When the ball came to her, Hillyerd took an extra touch as she looked to move it out of her feet, which proved to be her undoing as it gave Carter the opportunity to win the ball and open the scoring for her side. Therefore, when in top form, the striker is a handful and is someone that her team can trust to create problems for their opponents, and Brighton will need to deploy her as often as possible in the final third if they are to keep improving their offensive play.
In conclusion, this tactical analysis has looked at Brighton and Hove Albion Women’s poor start to the current WSL campaign, identifying the problems in their play and the reasons that they have found themselves in an early relegation scrap, as well as some of the positives that mean that all hope is not lost, no pun intended.
Despite what has happened at the start of the campaign, Hope Powell will not be deemed as a failure by any stretch at Brighton, having taken the team into the WSL back in 2018 before securing ninth, ninth, sixth and seventh places in the four seasons since. She has also overseen plenty of advances off the pitch too, with the club opening a new facility in 2021 specifically for their women’s and girls’ teams, situated on the same site where the men’s team train.

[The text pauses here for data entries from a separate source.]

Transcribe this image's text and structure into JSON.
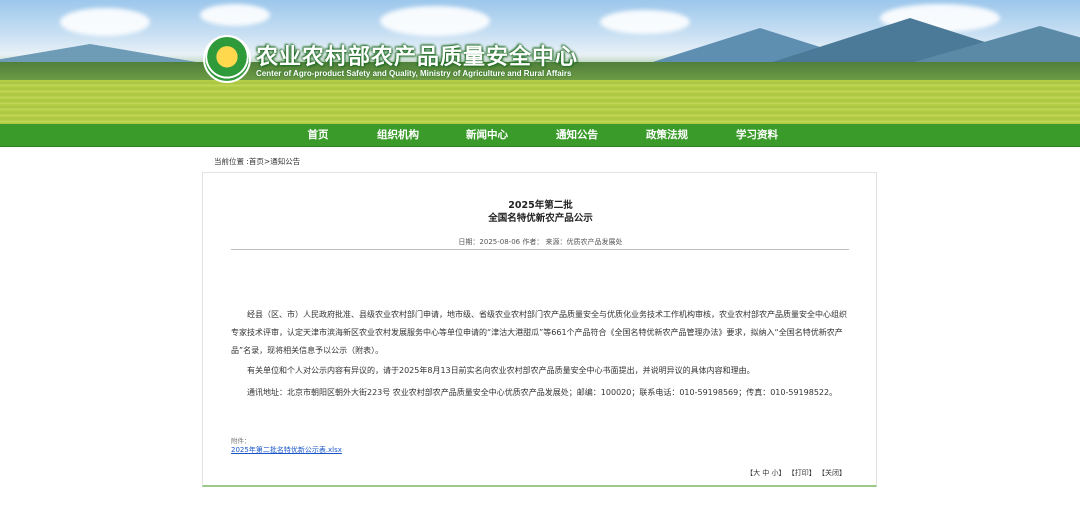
{
  "header": {
    "org_name_cn": "农业农村部农产品质量安全中心",
    "org_name_en": "Center of Agro-product Safety and Quality, Ministry of Agriculture and Rural Affairs",
    "logo_icon": "casq-logo-icon"
  },
  "nav": {
    "items": [
      {
        "label": "首页"
      },
      {
        "label": "组织机构"
      },
      {
        "label": "新闻中心"
      },
      {
        "label": "通知公告"
      },
      {
        "label": "政策法规"
      },
      {
        "label": "学习资料"
      }
    ]
  },
  "breadcrumb": {
    "prefix": "当前位置 :",
    "home": "首页",
    "sep": ">",
    "current": "通知公告"
  },
  "article": {
    "title_line1": "2025年第二批",
    "title_line2": "全国名特优新农产品公示",
    "meta": "日期：2025-08-06 作者：  来源：优质农产品发展处",
    "paragraphs": [
      "经县（区、市）人民政府批准、县级农业农村部门申请，地市级、省级农业农村部门农产品质量安全与优质化业务技术工作机构审核，农业农村部农产品质量安全中心组织专家技术评审，认定天津市滨海新区农业农村发展服务中心等单位申请的“津沽大港甜瓜”等661个产品符合《全国名特优新农产品管理办法》要求，拟纳入“全国名特优新农产品”名录，现将相关信息予以公示（附表）。",
      "有关单位和个人对公示内容有异议的，请于2025年8月13日前实名向农业农村部农产品质量安全中心书面提出，并说明异议的具体内容和理由。",
      "通讯地址：北京市朝阳区朝外大街223号 农业农村部农产品质量安全中心优质农产品发展处；邮编：100020；联系电话：010-59198569；传真：010-59198522。"
    ],
    "attachment_label": "附件：",
    "attachment_file": "2025年第二批名特优新公示表.xlsx"
  },
  "tools": {
    "font_size": "【大 中 小】",
    "print": "【打印】",
    "close": "【关闭】"
  },
  "colors": {
    "nav_bg": "#3b9b2a",
    "link": "#1a56c9",
    "accent_border": "#9bc98a"
  }
}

However, after what has been “a very challenging start” on the field, in Powell’s words, there is a feeling at the club that recent performances have not matched expectations. The squad that the former England boss leaves behind does contain plenty of talent, which will aid their next manager in their quest to move the team into a more respectable league position, but addressing the problems identified in this scout report will require a lot of work on the training ground in a short space of time because not picking up results quickly will leave Brighton continuing to face the possibility that their next campaign could be in the second tier.